We finished watching America’s Best Dance Crew and I figured it was time for bed. I hadn’t felt well all weekend but I pushed through it, fertilizing the front yard and mowing both back and front. Heap on top of that laundry, Elliot being a total pain in the ass, and Isaac teething. As I slipped into bed and nearly passed out within the first couple minutes, Ash flipped through the channels and we saw THE news… the death of Bin Laden. I’m not one to freak out about “patriotic” sort of things so I took it in stride. It wasn’t until this morning when I actually felt sort of happy. In fact, listening to CNN on the radio, I started to tear up when they interviewed people who had gathered in Time’s Square. I imagine this means a lot to military, people who lost family in 9/11 and other people who are far more patriotic than myself. And that alone made me weep. I should care a lot more about this. Sometimes I think it’s because 2/3 of my life was lived in a pre-9/11 world and I didn’t pay much attention to my rights and freedoms. I was naive.
But I think it’s a very good thing; though I do worry that things are not going to change right away. It’s not like there aren’t still insurgents out there. But killing the iconic leader probably takes a little bit of the wind out of their sails.
I do hope it means better things for our country. I admit that for a while there, I actually felt real true dread.

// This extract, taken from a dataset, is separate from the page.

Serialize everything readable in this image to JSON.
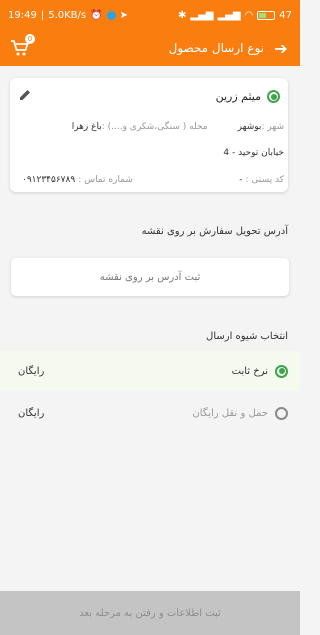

As in, I didn’t feel like our world was as financially safe. When you’re younger, you always think things are going to be OK. And even for a while when we first got married and had real things to worry about like a mortgage and then even when Elliot was small, I felt secure. But as the American economy began to tank and gas prices rose and local governments began talks of cutting more, making people pay more, I was honest-to-God scared that no, it would not be alright. Let’s hope this event will bring about some kind of change for the better. I am sick of worrying about it.